During his forty-two years at the Teachers' Seminary, Cimze educated more than four hundred students who subsequently became teachers in Latvian and Estonian. Being a teacher in the 19th century also meant being an educator, a musician, a literary and public figure. In the second half of the 19th century, teachers organised choirs and worked with them and cultural societies.

== Musical legacy ==
Jānis Cimze promoted the development of Latvian choral singing and the cultivation of a cappella performance. His collection of songs for choirs, "Dziesmu rota" (A Garland of Songs), was published in eight parts between 1872–84. This first-ever professional collection of songs for choirs in Latvia formed the foundation for Latvian choir culture. Parts II (1872), III (1874), IV (1875) and VII (1884) of "Dziesmu rota", which go under the title of "Lauku puķes" (Wild Flowers), are the first collections of Latvian folk songs arrangements and represent several folk song genres: songs of seasons and family customs, work songs, farewell songs of recruits and conscripts, songs of orphans as well as songs for games and lullabies.

Jānis Cimze was the first prominent Latvian figure in music, whose example inspired an extensive collection, publishing, arrangement, and research of folk music. It fostered the development of the choir-singing movement and the creation of new, original compositions.
Thanks to the activities of Cimze and his students, the first All-Estonian (1869) and All-Latvian (1873) Song Festivals were held.

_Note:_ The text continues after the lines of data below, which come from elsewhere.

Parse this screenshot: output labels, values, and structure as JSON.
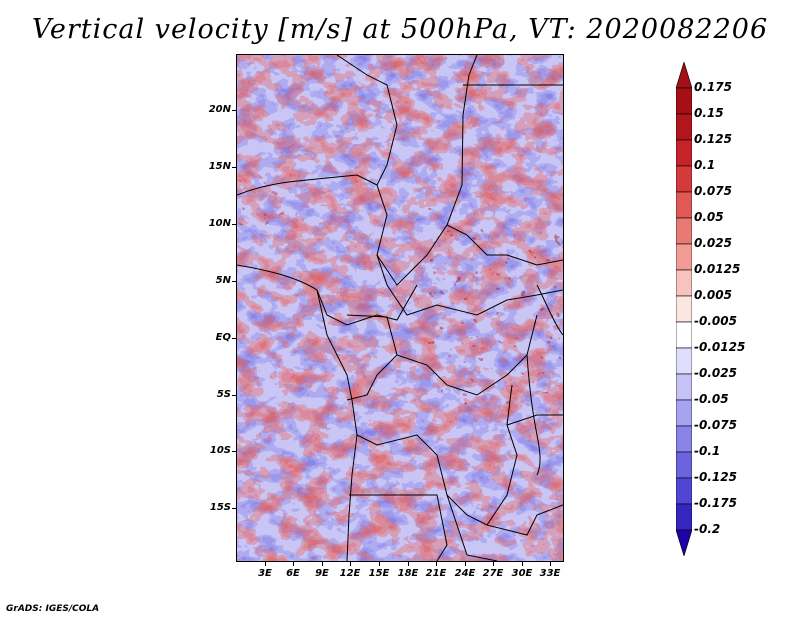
{
  "title": "Vertical velocity [m/s] at 500hPa, VT: 2020082206",
  "credit": "GrADS: IGES/COLA",
  "map": {
    "lat_labels": [
      "20N",
      "15N",
      "10N",
      "5N",
      "EQ",
      "5S",
      "10S",
      "15S"
    ],
    "lat_values": [
      20,
      15,
      10,
      5,
      0,
      -5,
      -10,
      -15
    ],
    "lon_labels": [
      "3E",
      "6E",
      "9E",
      "12E",
      "15E",
      "18E",
      "21E",
      "24E",
      "27E",
      "30E",
      "33E"
    ],
    "lon_values": [
      3,
      6,
      9,
      12,
      15,
      18,
      21,
      24,
      27,
      30,
      33
    ],
    "lat_range": [
      -19.7,
      24.7
    ],
    "lon_range": [
      0.5,
      34.6
    ]
  },
  "colorbar": {
    "labels": [
      "0.175",
      "0.15",
      "0.125",
      "0.1",
      "0.075",
      "0.05",
      "0.025",
      "0.0125",
      "0.005",
      "-0.005",
      "-0.0125",
      "-0.025",
      "-0.05",
      "-0.075",
      "-0.1",
      "-0.125",
      "-0.175",
      "-0.2"
    ],
    "colors": [
      "#a50f15",
      "#b3151c",
      "#c52329",
      "#d53a3a",
      "#e05a55",
      "#e87a72",
      "#f19c94",
      "#f7c4bd",
      "#fde6e2",
      "#ffffff",
      "#e0defd",
      "#c5c2f7",
      "#a7a3f0",
      "#8a84e8",
      "#6c63de",
      "#5046d2",
      "#3526c0",
      "#2000a8"
    ],
    "top_color": "#a50f15",
    "bottom_color": "#2000a8"
  }
}
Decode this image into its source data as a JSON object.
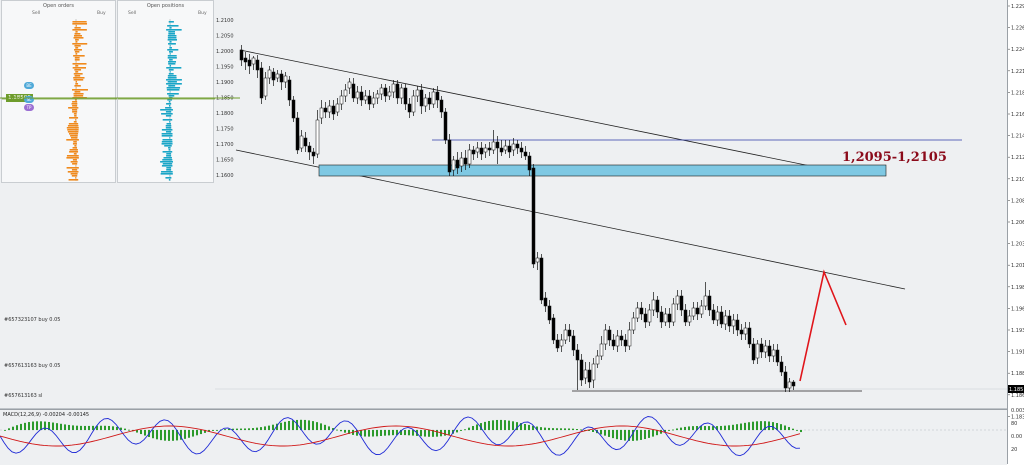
{
  "order_book": {
    "orders_title": "Open orders",
    "positions_title": "Open positions",
    "sell_label": "Sell",
    "buy_label": "Buy",
    "current_price": "1.18506",
    "price_labels": [
      "1.2100",
      "1.2050",
      "1.2000",
      "1.1950",
      "1.1900",
      "1.1850",
      "1.1800",
      "1.1750",
      "1.1700",
      "1.1650",
      "1.1600"
    ],
    "badges": [
      "BE",
      "SL",
      "TP"
    ]
  },
  "annotations": {
    "target_zone": "1,2095-1,2105"
  },
  "order_lines": [
    "#657323107 buy 0.05",
    "#657613163 buy 0.05",
    "#657613163 sl"
  ],
  "indicator": {
    "label": "MACD(12,26,9) -0.00204 -0.00145",
    "scale": [
      "0.003",
      "80",
      "0.00",
      "20"
    ]
  },
  "price_scale": [
    "1.229",
    "1.226",
    "1.224",
    "1.221",
    "1.218",
    "1.216",
    "1.214",
    "1.212",
    "1.210",
    "1.208",
    "1.206",
    "1.203",
    "1.201",
    "1.198",
    "1.196",
    "1.193",
    "1.191",
    "1.188",
    "1.186",
    "1.183"
  ],
  "current_price_tag": "1.185",
  "colors": {
    "bull_candle": "#ffffff",
    "bear_candle": "#000000",
    "zone_fill": "#7ec8e3",
    "target_text": "#8b0a1a",
    "projection": "#e0151b",
    "orders_sell": "#f08a1d",
    "positions": "#1aa6c7",
    "macd_hist": "#2c9a2c",
    "macd_line": "#1f2ad6",
    "signal_line": "#d01818"
  }
}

Cimze was among those who conceived the idea of the event, while his student and associate Indriķis Zīle was one of the chief conductors at the Song Festival. The programme of the Song Festival included several arrangements of folk songs by Cimze and his brother Dāvid. Cimze's German sentiments surfaced as he compared the three brothers making the dowry-chest for their sister in the song "Rīga dimd" (Riga resounds) to the German nobility, the Lutheran Church, and the German Riga. For this, he was severely criticised by Atis Kronvalds.

== Sources ==
- Apinis, Pēteris (2006). "A Hundred Great Latvians."